DEAR MISS MANNERS: I wish to climb the social ladder.
Right now, I am a preschool teacher, but I plan on making a career change, and would like to already have connections with the “right” people to help ensure my success. I plan on becoming a certified aesthetic laser technician.
I do not want to “claw” my way to the top. Instead, I simply want to make good, meaningful relationships and acquaintances with sincere, decent upper-class people, and hopefully meet someone to marry from this group. In other words, I wish to do it politely.
GENTLE READER: A bad idea? It is an etiquetteer’s nightmare.
Here we try to encourage such civilized behavior as compassion, respect and consideration for others, and we get socked with a reputation for teaching how to cozy up to the rich.
Partly this is the fault of advice offered during the 19th-century Industrial Revolution to those whose fortunes had improved dramatically. Different subgroups of society have different surface ways of doing things, and the etiquette books of the time offered instruction on the habits of people they were now likely to encounter.
But somehow that got translated into such foolish ideas as that etiquette leads to riches, and that the rich are well-behaved.
Your method of classifying people is not the one Miss Manners uses. When you speak of the “right” people, you obviously mean rich people.
So there is one finely tuned sense characteristic of the rich of which you should be aware. That is the ability to sniff out those who are after their money.

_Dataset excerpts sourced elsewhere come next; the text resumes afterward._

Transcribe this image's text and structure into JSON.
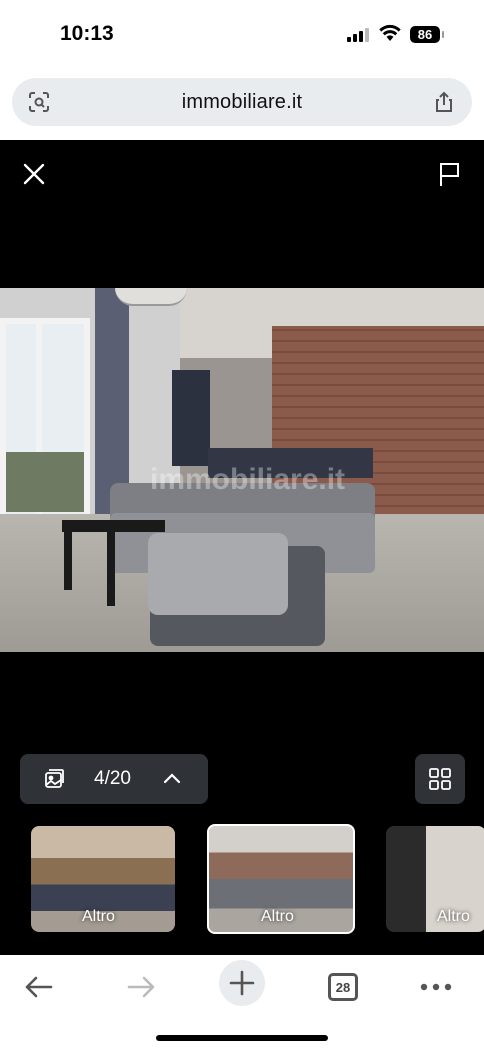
{
  "status_bar": {
    "time": "10:13",
    "battery": "86"
  },
  "browser": {
    "url": "immobiliare.it",
    "tab_count": "28"
  },
  "gallery": {
    "counter": "4/20",
    "photo_watermark": "immobiliare.it",
    "thumbnails": [
      {
        "label": "Altro",
        "active": false
      },
      {
        "label": "Altro",
        "active": true
      },
      {
        "label": "Altro",
        "active": false
      }
    ]
  },
  "colors": {
    "background": "#000000",
    "pill": "#2f3338",
    "toolbar": "#ffffff"
  }
}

Society is fortunate that hordes of social climbers strive through philanthropy. If not for the hope of whatever they consider upward mobility, there would be far less charity. However, this is done at the committee and board level by people who already have money but are nevertheless in pursuit of those who have had money longer. This lets you out.
The long and short of it is that Miss Manners cannot get you a Fifth Avenue penthouse. And she is afraid that she would have no interest in doing so if she could.